Le gouvernement et les contribuables ne tardèrent pas à ressentir les funestes effets d’un système qui livrait la répartition, le recouvrement et l’emploi des revenus publics, à l’inexpérience et à l’incurie. Avec les agents se multiplièrent les frais et les infidélités. Bientôt on acquit la preuve que des comptables de tous les degrés détournaient, sous différents prétextes, de fortes parties de fonds qu’ils faisaient valoir à leur profit, et qu’ils couvraient, pendant plusieurs années, ces malversations, en différant la production de leurs comptes. D’autres, plus inhabiles que coupables, laissaient arrièrer le recouvrement de l’impôt, et le trésor, obéré, achetait à gros intérêt des traitants des secours qui souvent provenaient de ses caisses. Au mépris des instructions données par Louis XII, les trésoriers de France et les généraux des finances, moins exacts à remplir les devoirs de leurs charges qu’à toucher leurs taxations, ne se montraient plus dans Les arrondissements qui leur étaient assignés. A leur exemple, les élus royaux se faisaient suppléer par des commis qu’ils envoyaient dans les villages, et négligeaient de recueillir sur les facultés des taillables, sur les ressources des paroisses, les renseignements d’après lesquels devaient être réglées l’assiette et la répartition de l’impôt. De cet oubli des devoirs il résultait que les plus riches taillables étaient le moins imposés, soit parce qu’ils obtenaient l’exemption pour cause d’une noblesse ou d’un privilège qu’ils ne possédaient pas, soit sous d’autres prétextes. Les élus se permettaient encore de nommer des collecteurs des tailles, au lieu de laisser ces agents au choix des habitants responsables, ainsi que l’avaient réglé les ordonnances de Charles V. Enfin, il arrivait que la taille imposée dans une élection excédait la somme demandée[4].

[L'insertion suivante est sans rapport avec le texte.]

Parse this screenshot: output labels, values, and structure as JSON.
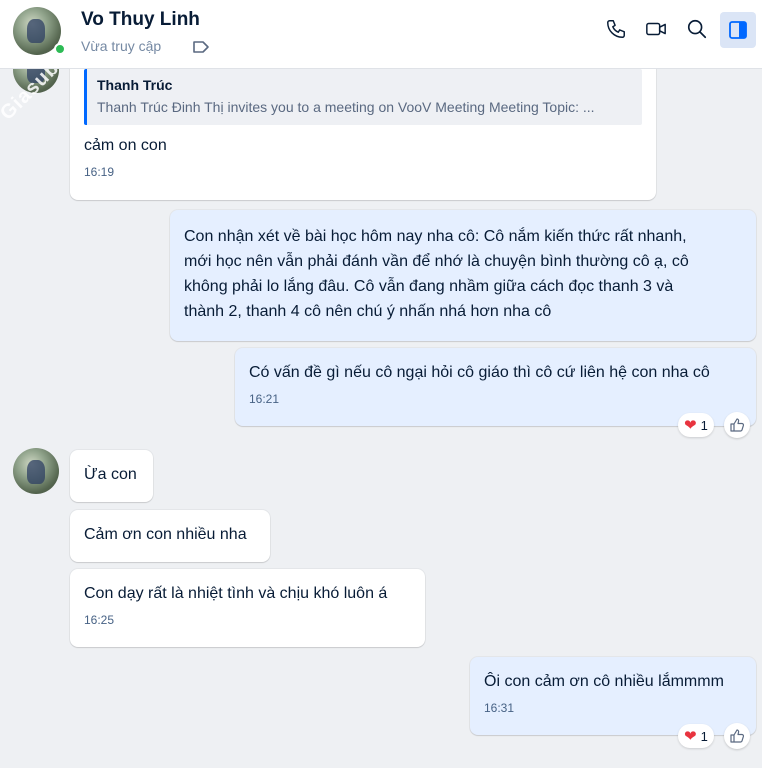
{
  "header": {
    "name": "Vo Thuy Linh",
    "status": "Vừa truy cập"
  },
  "chat": {
    "watermark": "Giasuba",
    "messages": {
      "m1": {
        "quote_name": "Thanh Trúc",
        "quote_text": "Thanh Trúc Đinh Thị invites you to a meeting on VooV Meeting Meeting Topic: ...",
        "text": "cảm on con",
        "time": "16:19"
      },
      "m2": {
        "line1": "Con nhận xét về bài học hôm nay nha cô: Cô nắm kiến thức rất nhanh,",
        "line2": "mới học nên vẫn phải đánh vần để nhớ là chuyện bình thường cô ạ, cô",
        "line3": "không phải lo lắng đâu. Cô vẫn đang nhầm giữa cách đọc thanh 3 và",
        "line4": "thành 2, thanh 4 cô nên chú ý nhấn nhá hơn nha cô"
      },
      "m3": {
        "text": "Có vấn đề gì nếu cô ngại hỏi cô giáo thì cô cứ liên hệ con nha cô",
        "time": "16:21",
        "reaction_count": "1"
      },
      "m4": {
        "text": "Ừa con"
      },
      "m5": {
        "text": "Cảm ơn con nhiều nha"
      },
      "m6": {
        "text": "Con dạy rất là nhiệt tình và chịu khó luôn á",
        "time": "16:25"
      },
      "m7": {
        "text": "Ôi con cảm ơn cô nhiều lắmmmm",
        "time": "16:31",
        "reaction_count": "1"
      }
    }
  },
  "icons": {
    "call": "phone-icon",
    "video": "video-call-icon",
    "search": "search-icon",
    "panel": "sidebar-toggle-icon",
    "tag": "label-tag-icon",
    "reaction": "heart-icon",
    "like": "thumbs-up-icon"
  },
  "colors": {
    "accent": "#0068ff",
    "outgoing_bubble": "#e5efff",
    "incoming_bubble": "#ffffff",
    "online": "#2dbb55",
    "heart": "#e8343f"
  }
}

S’autorisant de la nécessité de réprimer ces abus, mais dirigé par l’appât de la finance que procuraient de nouveaux offices, le gouvernement établit dans chaque élection un contrôleur des aides et des tailles ; presque aussitôt aux élus existants il en adjoignit d’autres, en tel nombre qu’il s’en trouva dans tous les bourgs et villages à peine éloignés de six lieues. Des règlements rappelèrent aux trésoriers de France et aux généraux des finances l’obligation où ils étaient de constater leur présence dans les arrondissements par des procès-verbaux qu’ils devaient adresser au conseil. Enfin, une loi soumit à des peines les comptables qui retarderaient la présentation de leurs comptes au-delà des délais fixés, et prononça la peine de mort contre tous magistrats, administrateurs ou receveurs qui se rendraient coupables de péculat. Ces dispositions rigoureuses, les règlements, les nouveaux contrôleurs, moyens plus que suffisants pour une administration ferme et vigilante, élevaient être impuissants sous un gouvernement dont les chefs donnaient l’exemple de l’imprévoyance et de la prodigalité. Mais la création de surveillants aussi inhabiles et non moins infidèles que les autres agents ne contribua pas peu à étendre et à perpétuer des abus que les édits de François Ierannonçaient l’intention de détruire.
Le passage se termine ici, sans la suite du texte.